One night Peter drank so much that he farted in the car port. Standing in the Fettercairned remains of his once sober world .... holding the bottle by the neck .... and swaying in the shit-marracked ruin of his one time holy body .... he shouted out that he was syruped to bits .... at which he took his self back to bed, to finish what of the drink was left.
In bed Peter imagined all sorts of pish-caked beings who came at him from the alcoholic contents of the glass. These were snotty alkys and heavy breathing gyno-doctors, pod swallowers and several dog-headed male and female nurses.
A leading figure in Peter's imaginings however was the brewer Mr Jack Daniels who came to Peter through the covers, threatening to force yet more poison into the poor boy's mouth. "Go to Vegas," said Jack Daniels, "and there I will punish you by making wolves ride you til you are sick."
But Peter refused to go to Vegas and so Jack Daniels got larger and loomed over the bed and filled the Peter's view.
Jack Daniels was a big beardy American with a black bush frothing from his face and Peter quavered when Jack Daniels breathed on him. Smelling Jack's breath, Peter wished then truly that he'd opted for the Vegas option.
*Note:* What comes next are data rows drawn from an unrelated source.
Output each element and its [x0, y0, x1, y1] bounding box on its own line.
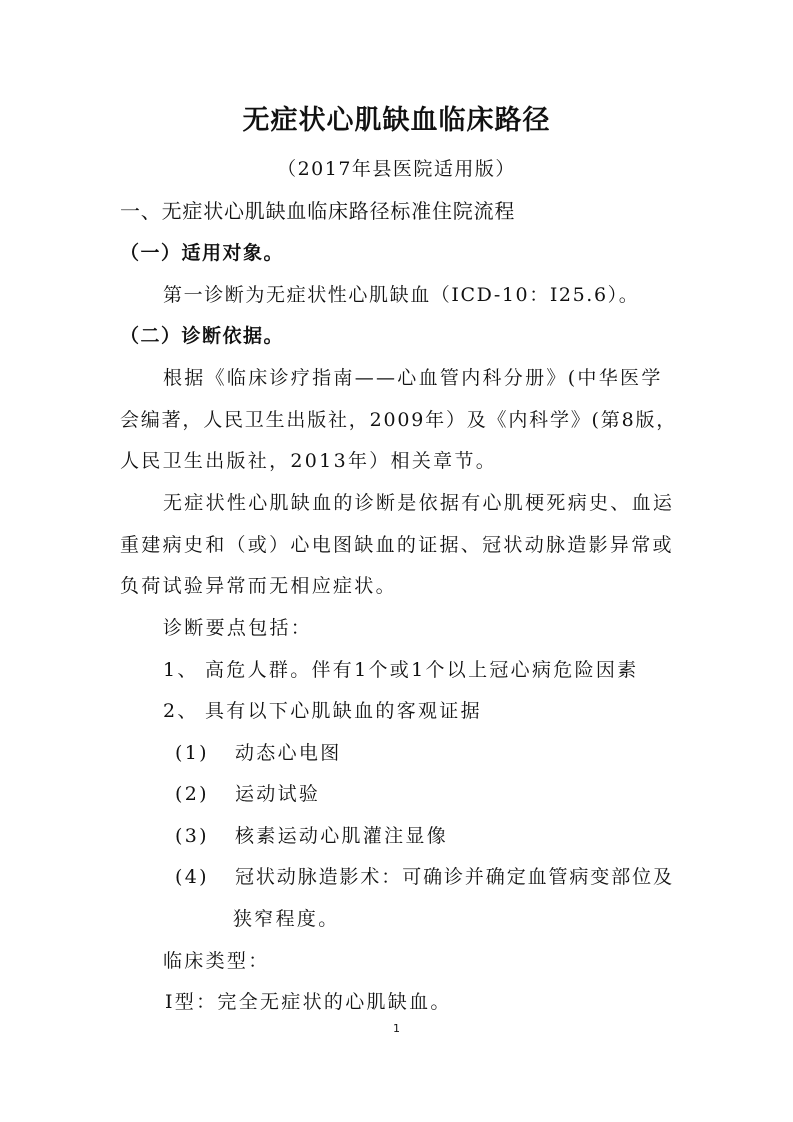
evidence-continuation: 狭窄程度。 — [233, 907, 340, 931]
clinical-type-1: Ⅰ型：完全无症状的心肌缺血。 — [165, 990, 452, 1014]
paragraph-line: 人民卫生出版社，2013年）相关章节。 — [120, 449, 497, 473]
key-point-item: 2、具有以下心肌缺血的客观证据 — [163, 699, 482, 723]
key-point-number: 1、 — [163, 658, 205, 682]
clinical-types-label: 临床类型： — [163, 949, 270, 973]
evidence-number: (2) — [175, 782, 235, 806]
document-subtitle: （2017年县医院适用版） — [0, 154, 793, 181]
subsection-heading-scope: （一）适用对象。 — [120, 241, 284, 265]
evidence-item: (3)核素运动心肌灌注显像 — [175, 824, 448, 848]
subsection-heading-diagnosis: （二）诊断依据。 — [120, 324, 284, 348]
evidence-text: 动态心电图 — [235, 742, 342, 764]
evidence-number: (4) — [175, 865, 235, 889]
evidence-number: (1) — [175, 741, 235, 765]
document-title: 无症状心肌缺血临床路径 — [0, 98, 793, 137]
evidence-item: (4)冠状动脉造影术：可确诊并确定血管病变部位及 — [175, 865, 674, 889]
paragraph-line: 根据《临床诊疗指南——心血管内科分册》(中华医学 — [163, 366, 663, 390]
evidence-item: (1)动态心电图 — [175, 741, 342, 765]
paragraph-line: 无症状性心肌缺血的诊断是依据有心肌梗死病史、血运 — [163, 491, 674, 515]
page-number: 1 — [0, 1022, 793, 1035]
paragraph-line: 负荷试验异常而无相应症状。 — [120, 574, 397, 598]
key-point-text: 具有以下心肌缺血的客观证据 — [205, 700, 482, 722]
evidence-text: 冠状动脉造影术：可确诊并确定血管病变部位及 — [235, 866, 674, 888]
evidence-number: (3) — [175, 824, 235, 848]
evidence-item: (2)运动试验 — [175, 782, 320, 806]
evidence-text: 核素运动心肌灌注显像 — [235, 825, 448, 847]
key-points-label: 诊断要点包括： — [163, 616, 312, 640]
key-point-number: 2、 — [163, 699, 205, 723]
document-page: 无症状心肌缺血临床路径 （2017年县医院适用版） 一、无症状心肌缺血临床路径标… — [0, 0, 793, 1122]
evidence-text: 运动试验 — [235, 783, 320, 805]
key-point-text: 高危人群。伴有1个或1个以上冠心病危险因素 — [205, 659, 638, 681]
paragraph-line: 会编著，人民卫生出版社，2009年）及《内科学》(第8版， — [120, 408, 677, 432]
scope-text: 第一诊断为无症状性心肌缺血（ICD-10：I25.6）。 — [163, 283, 639, 307]
paragraph-line: 重建病史和（或）心电图缺血的证据、冠状动脉造影异常或 — [120, 533, 674, 557]
section-heading: 一、无症状心肌缺血临床路径标准住院流程 — [120, 199, 515, 223]
key-point-item: 1、高危人群。伴有1个或1个以上冠心病危险因素 — [163, 658, 638, 682]
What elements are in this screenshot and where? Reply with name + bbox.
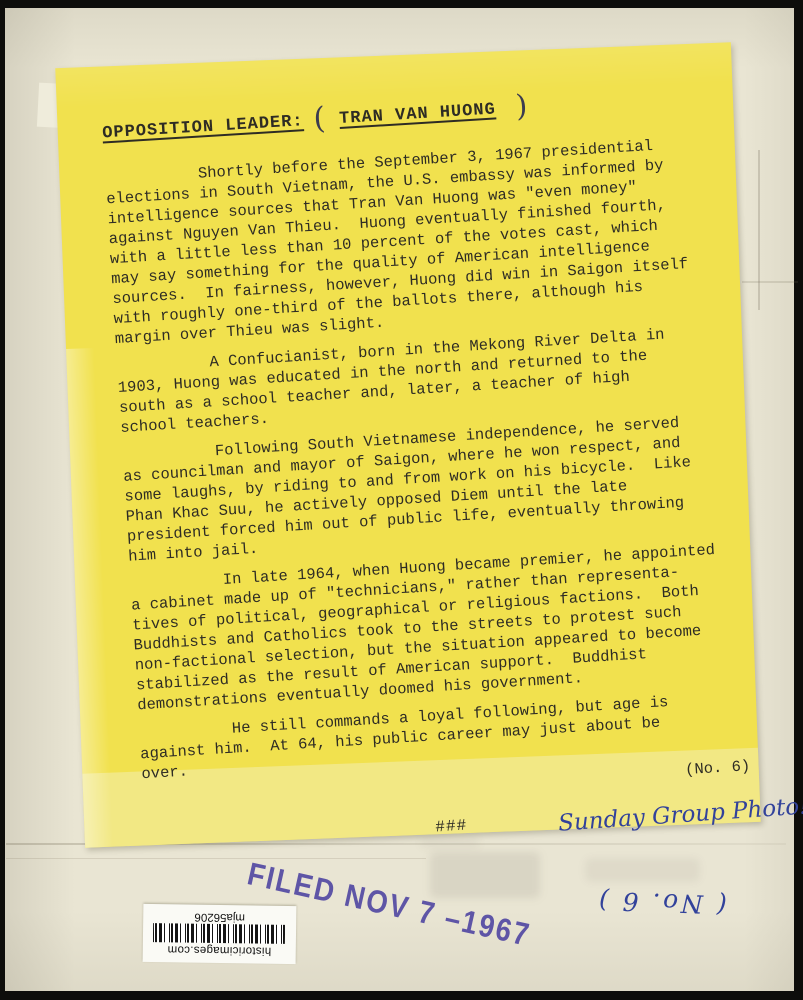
handwritten-number-upside-down: ( No. 6 ) [596,886,728,920]
barcode-sticker: historicimages.com mja56206 [143,904,297,964]
barcode [153,924,285,945]
typed-paragraph: In late 1964, when Huong became premier,… [129,538,748,715]
sticker-website-label: historicimages.com [167,944,271,957]
typed-document: OPPOSITION LEADER: ( TRAN VAN HUONG ) Sh… [101,73,757,855]
typed-paragraph: Shortly before the September 3, 1967 pre… [105,132,727,349]
paper-seam-vertical [758,150,760,310]
ink-showthrough-smudge [420,838,480,848]
crease-line [6,858,426,859]
document-heading: OPPOSITION LEADER: ( TRAN VAN HUONG ) [101,73,714,145]
heading-label: OPPOSITION LEADER: [102,112,304,143]
ink-showthrough-smudge [430,852,540,898]
yellow-press-sheet: OPPOSITION LEADER: ( TRAN VAN HUONG ) Sh… [55,42,760,847]
handwritten-paren-open: ( [312,101,326,137]
paper-seam-horizontal [742,281,798,283]
ink-showthrough-smudge [585,858,700,882]
document-body: Shortly before the September 3, 1967 pre… [105,132,758,855]
scanned-photo-back: OPPOSITION LEADER: ( TRAN VAN HUONG ) Sh… [0,0,803,1000]
handwritten-paren-close: ) [515,89,529,125]
subject-name: TRAN VAN HUONG [339,100,497,129]
sticker-code-label: mja56206 [194,911,245,924]
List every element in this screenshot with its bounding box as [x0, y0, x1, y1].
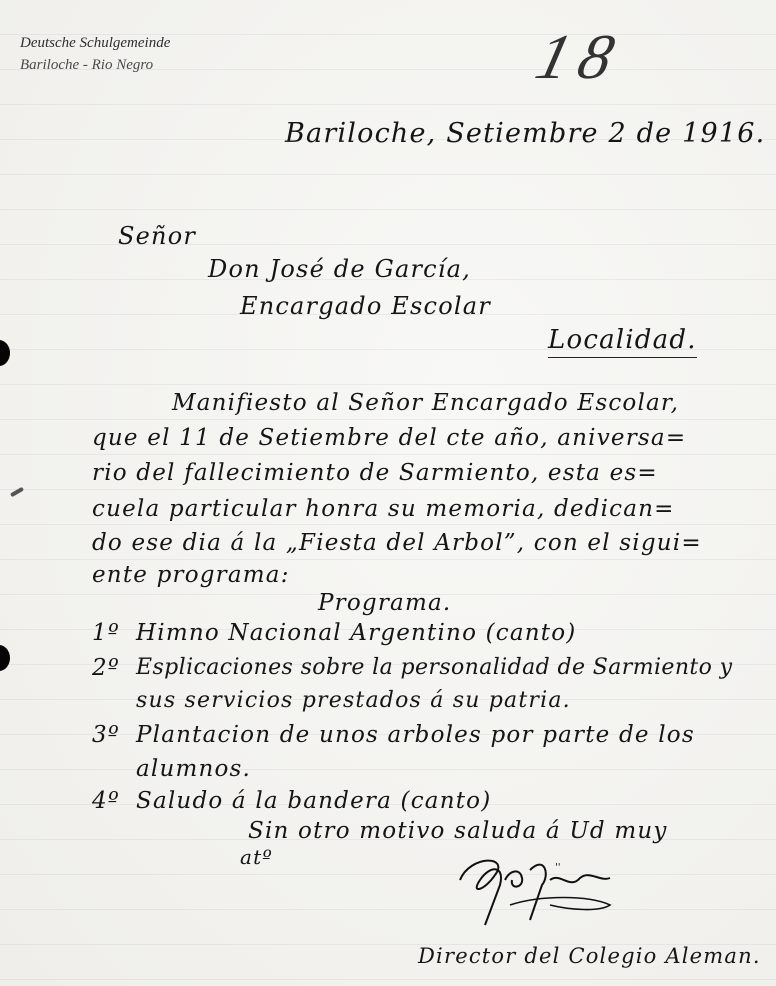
punch-hole — [0, 645, 10, 671]
program-item-number: 3º — [92, 722, 120, 748]
addressee-name: Don José de García, — [208, 255, 471, 283]
svg-text:'': '' — [555, 862, 561, 873]
body-line: ente programa: — [92, 562, 290, 588]
closing-abbrev: atº — [240, 845, 273, 869]
body-line: cuela particular honra su memoria, dedic… — [92, 496, 675, 522]
program-item-number: 4º — [92, 788, 120, 814]
program-heading: Programa. — [318, 590, 451, 616]
date-line: Bariloche, Setiembre 2 de 1916. — [285, 118, 765, 149]
program-item-text: alumnos. — [136, 756, 251, 782]
program-item-text: sus servicios prestados á su patria. — [136, 688, 571, 713]
program-item-text: Himno Nacional Argentino (canto) — [136, 620, 576, 646]
signature-position: Director del Colegio Aleman. — [418, 944, 761, 968]
letter-page: Deutsche Schulgemeinde Bariloche - Rio N… — [0, 0, 776, 986]
addressee-title: Encargado Escolar — [240, 292, 491, 320]
ink-mark — [10, 487, 24, 497]
program-item-text: Plantacion de unos arboles por parte de … — [136, 722, 695, 748]
body-line: do ese dia á la „Fiesta del Arbol”, con … — [92, 530, 702, 556]
program-item-number: 2º — [92, 655, 120, 681]
program-item-text: Esplicaciones sobre la personalidad de S… — [136, 655, 733, 680]
stamp-line-2: Bariloche - Rio Negro — [20, 54, 170, 76]
stamp-line-1: Deutsche Schulgemeinde — [20, 32, 170, 54]
closing-line: Sin otro motivo saluda á Ud muy — [248, 818, 668, 844]
punch-hole — [0, 340, 10, 366]
addressee-salutation: Señor — [118, 222, 196, 250]
signature-scrawl-icon: '' — [450, 850, 630, 930]
program-item-text: Saludo á la bandera (canto) — [136, 788, 491, 814]
addressee-locality: Localidad. — [548, 325, 697, 358]
body-line: rio del fallecimiento de Sarmiento, esta… — [92, 460, 658, 486]
program-item-number: 1º — [92, 620, 120, 646]
folio-number: 18 — [529, 20, 631, 94]
signature: '' Gfe Grüf — [450, 850, 630, 934]
body-line: que el 11 de Setiembre del cte año, aniv… — [92, 425, 686, 451]
body-line: Manifiesto al Señor Encargado Escolar, — [172, 390, 679, 416]
letterhead-stamp: Deutsche Schulgemeinde Bariloche - Rio N… — [20, 32, 170, 76]
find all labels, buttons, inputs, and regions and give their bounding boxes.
"You will drink of me and vomit spangled root parts," said Jack as his frontier style beard waved in the moonlight. "You are not fit for any more of my brew tonight, and so you must finish it in the morning."
And so Peter rose the next day and trailed through the cigarette ash remains of his ruined life, tripping on broken and smashed items as he did so. And reclaiming the bottle from the trash can, Peter sat at his barrels and relished once more, the wooden-mouthed flavour of the garse broth that had killed his daughter.
And it was little wonder that Peter himself died two days later after his final vision, which was of a rusted steel tank … and this was an image of the brewery itself from where steamed the mince like brew which had got him so pot-nastied in the first place. And it had Jack's name on it.